La commission approuve le projet d’acte de son homologue du Conseil des Etats prévoyant que les victimes de mesures de coercition à des fins d’assistance et de placements extrafamiliaux antérieurs à 1981 peuvent encore déposer des demandes d’octroi de contribution de solidarité (19.471). A l’origine, il était possible de déposer une telle demande seulement jusqu’à fin mars 2018. Une minorité souhaite non pas supprimer le délai, mais uniquement le prolonger jusqu’à fin 2022. Le projet de loi sera examiné par les deux conseils à la session de printemps.

Autres objets:

  • La commission ne souhaite pas assouplir les conditions permettant aux autorités de renseigner le public sur les procédures pénales pendantes. Par 18 voix contre 4 et 1 abstention, elle propose de rejeter une motion du Conseil des Etats (19.3739) visant à modifier en ce sens l’art. 74 du code de procédure pénale. Une minorité propose au conseil d’adopter la motion.
  • Par 14 voix contre 9 et 1 abstention, la commission propose à son conseil de ne pas donner suite à l’initiative parlementaire Rickli 16.483, qui prévoit de durcir les peines en cas de viol. Elle préfère se rallier à son homologue du Conseil des Etats, qui envisage d’examiner dans le cadre d’une approche globale d’éventuelles modifications du droit pénal relatif aux infractions sexuelles (projet 3 du projet d’harmonisation des peines 18.043 ; cf. également le communiqué de presse de la CAJ-E du 17.1.2020). Une minorité propose au conseil de donner suite à l’initiative.
  • La commission a pris acte de la position du Conseil fédéral concernant le projet de mariage civil pour tous (13.468) qu’elle lui avait transmis le 30 août 2019. Le Conseil fédéral propose d’accepter le projet de la commission. Celui-ci sera traité au Conseil national à la session de printemps.
  • De même, la commission a pris acte de la position du Conseil fédéral sur le projet visant à améliorer la protection des consommateurs et des consommatrices pour ce qui est du renouvellement tacite des contrats de service (13.426). L’objet sera traité tel quel à la session de printemps.
  • La commission souhaite inscrire dans la loi la notion de culture de l’aveu («just culture»), connue entre autres dans le domaine de l’aviation. Par 22 voix contre 0 et une abstention, elle a donné suite à l’initiative parlementaire de Gregor Rutz 19.478.
  • La commission souhaite renforcer la protection des mineurs contre les mariages forcés. A l’unanimité, elle a donné suite à l’initiative parlementaire Rickli 18.467, qui vise à modifier le code civil (CC) de sorte que les mariages dans lesquels l’un des époux est mineur soient, sans exception, annulés.
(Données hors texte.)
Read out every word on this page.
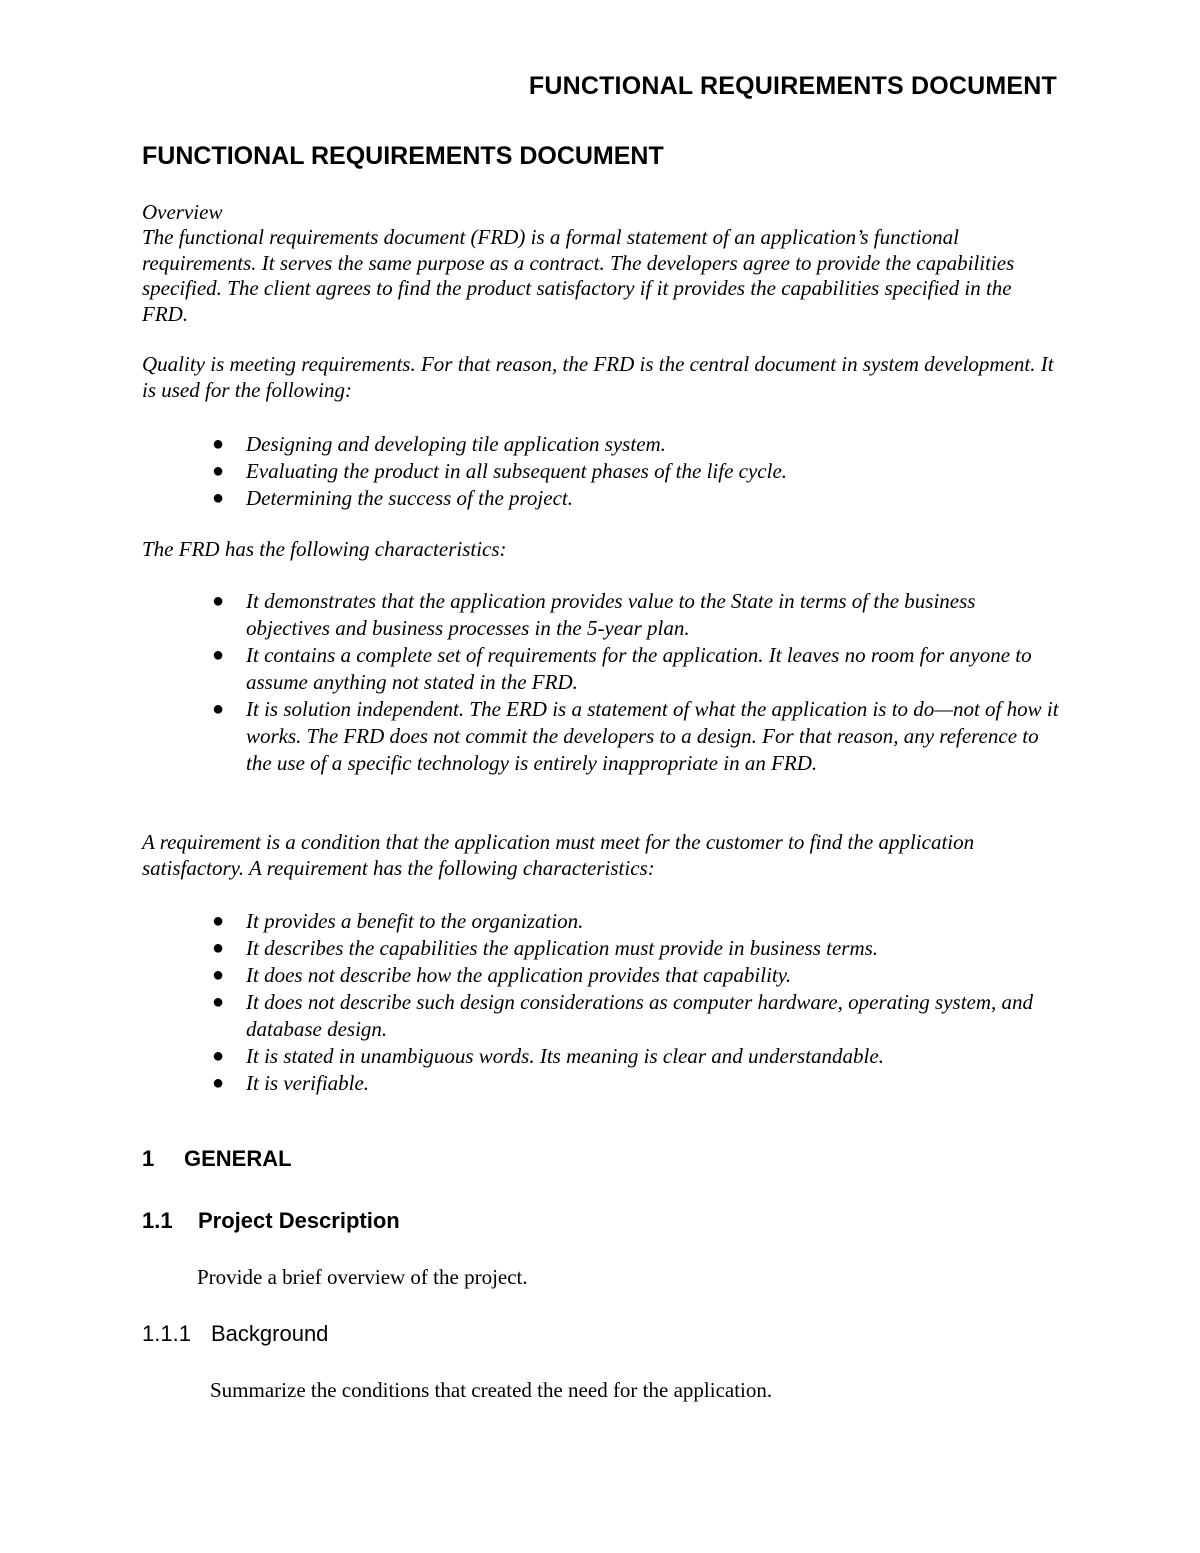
FUNCTIONAL REQUIREMENTS DOCUMENT
FUNCTIONAL REQUIREMENTS DOCUMENT

Overview

The functional requirements document (FRD) is a formal statement of an application’s functional requirements. It serves the same purpose as a contract. The developers agree to provide the capabilities specified. The client agrees to find the product satisfactory if it provides the capabilities specified in the FRD.

Quality is meeting requirements. For that reason, the FRD is the central document in system development. It is used for the following:

● Designing and developing tile application system.
● Evaluating the product in all subsequent phases of the life cycle.
● Determining the success of the project.

The FRD has the following characteristics:

● It demonstrates that the application provides value to the State in terms of the business objectives and business processes in the 5-year plan.
● It contains a complete set of requirements for the application. It leaves no room for anyone to assume anything not stated in the FRD.
● It is solution independent. The ERD is a statement of what the application is to do—not of how it works. The FRD does not commit the developers to a design. For that reason, any reference to the use of a specific technology is entirely inappropriate in an FRD.

A requirement is a condition that the application must meet for the customer to find the application satisfactory. A requirement has the following characteristics:

● It provides a benefit to the organization.
● It describes the capabilities the application must provide in business terms.
● It does not describe how the application provides that capability.
● It does not describe such design considerations as computer hardware, operating system, and database design.
● It is stated in unambiguous words. Its meaning is clear and understandable.
● It is verifiable.
1 GENERAL
1.1 Project Description

Provide a brief overview of the project.

1.1.1 Background

Summarize the conditions that created the need for the application.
Elle a en outre décidé, à l’unanimité, de déposer une motion (20.3011) chargeant le Conseil fédéral de déjà tenir compte des dispositions en ce sens lors des travaux en cours relatifs à la révision du code civil.
  • A l’unanimité, la commission a décidé de se rallier à la décision du Conseil des Etats de ne pas entrer en matière sur le projet de modification de la loi sur le Tribunal fédéral (18.051). De l’avis du Tribunal fédéral lui-même, le projet n’atteint pas son objectif, à savoir améliorer encore la situation des justiciables tout en déchargeant le tribunal. La commission estime donc qu’il n’y a pas lieu de maintenir le projet.

La commission a siégé les 20 et 21 février 2020 à Berne, sous la présidence de la conseillère nationale Laurence Fehlmann Rielle (PS/GE).